Von der Depression, die ihn bis zu diesem Tag verfolgt hatte, erwähnte er nichts, ebenso wenig, wie die unzähligen Selbstmordversuche. Und als er bei der Wache endlich dahinterkam, wie man Vampire tötet, ... war das Bedürfnis verschwunden. Und an seiner Stelle war etwas getreten, das nur Chelsea zuzuschreiben war. Das Verlangen alles zu tun, was die Meister verlangten. Ihnen zu gefallen. Jede Bedrohung auszuschalten, die den Volturi gefährlich werden konnte. Und zu dienen, bis in die Ewigkeit.
Eine Ruhe hatte ihn erfüllt, wie er sie seit zwei Jahrhunderten nicht gekannt hatte.
„Die Gabe...“ nachdenklich rieb er sich das Kinn, „ kommt wohl daher, dass ich eher unbewusst Leute imitiere, … nach einiger Zeit zumindest. Macht das Zusammenleben wesentlich einfacher. Wie sagt man so schön? Gleich und gleich gesellt sich gern. Dieser Quatsch von Gegensätze ziehen sich an, ist gelogen. Das funktioniert auf Dauer nicht. Hab ich zumindest letztens gelesen." Da wurde Julian bewusst, was für einen nutzlosen Blödsinn er redete.

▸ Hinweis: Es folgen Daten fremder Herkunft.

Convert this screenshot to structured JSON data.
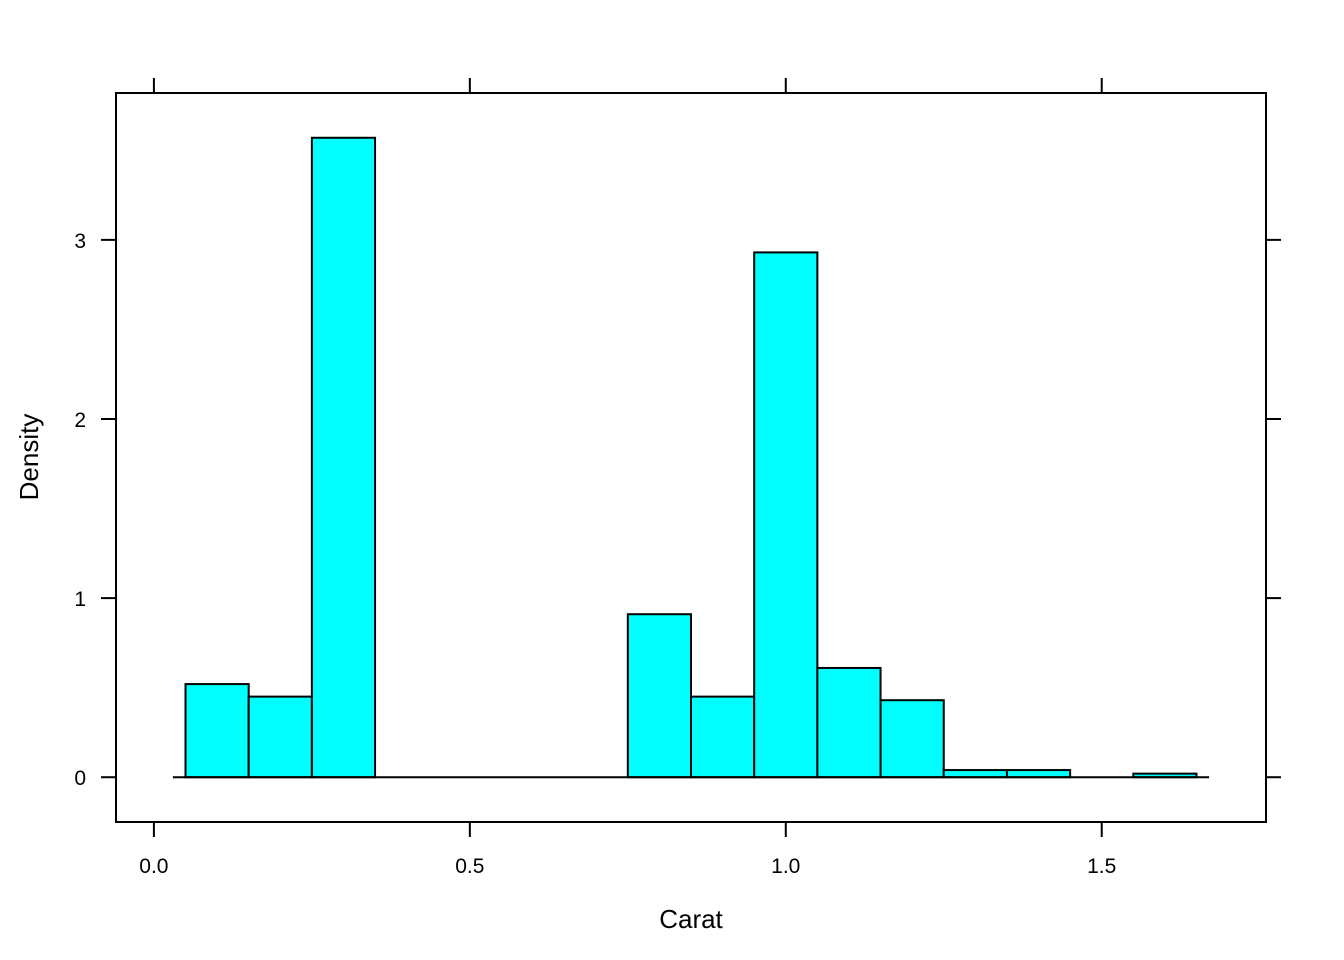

"Oh, entschuldige. Ich labere mal wieder zu viel. Was ist mit dir? Du kommst aus London so viel ich weiß.“, erwartungsvoll sah Julian Afton an, ließ dann aber den Blick über den Platz schweifen, zu den Kindern, denen der niedrige Stand der Sonne zeigte, dass es bald Zeit zu heimgehen sei. Eine Taube flog hoch, als sie an ihr vorbeikamen, um den Platz zu verlassen. Julian hob zwei winzige Kiesel hoch und mit einer lockeren Bewegung den Handgelenks warf er einen der Steine Steine nach der Taube, die gerade über ein Dach flog.
Mit dem leisen Geräusch, den nur die beiden Vampire hören konnten, von eindringenden Stein in Fleisch fiel der Vogel tot, den halben Meter auf das Dach. Niemand hatte das Steinchen gesehen, den Julians Wurfbewegung war zu unauffällig für das menschliche Auge. Und niemand beachtete eine Taube auf einem Dach.
Abwesend zerrieb Julian langsam den zweiten Kiesel zwischen den Fingern, während er auf die Antwort seines Gesprächspartners wartete.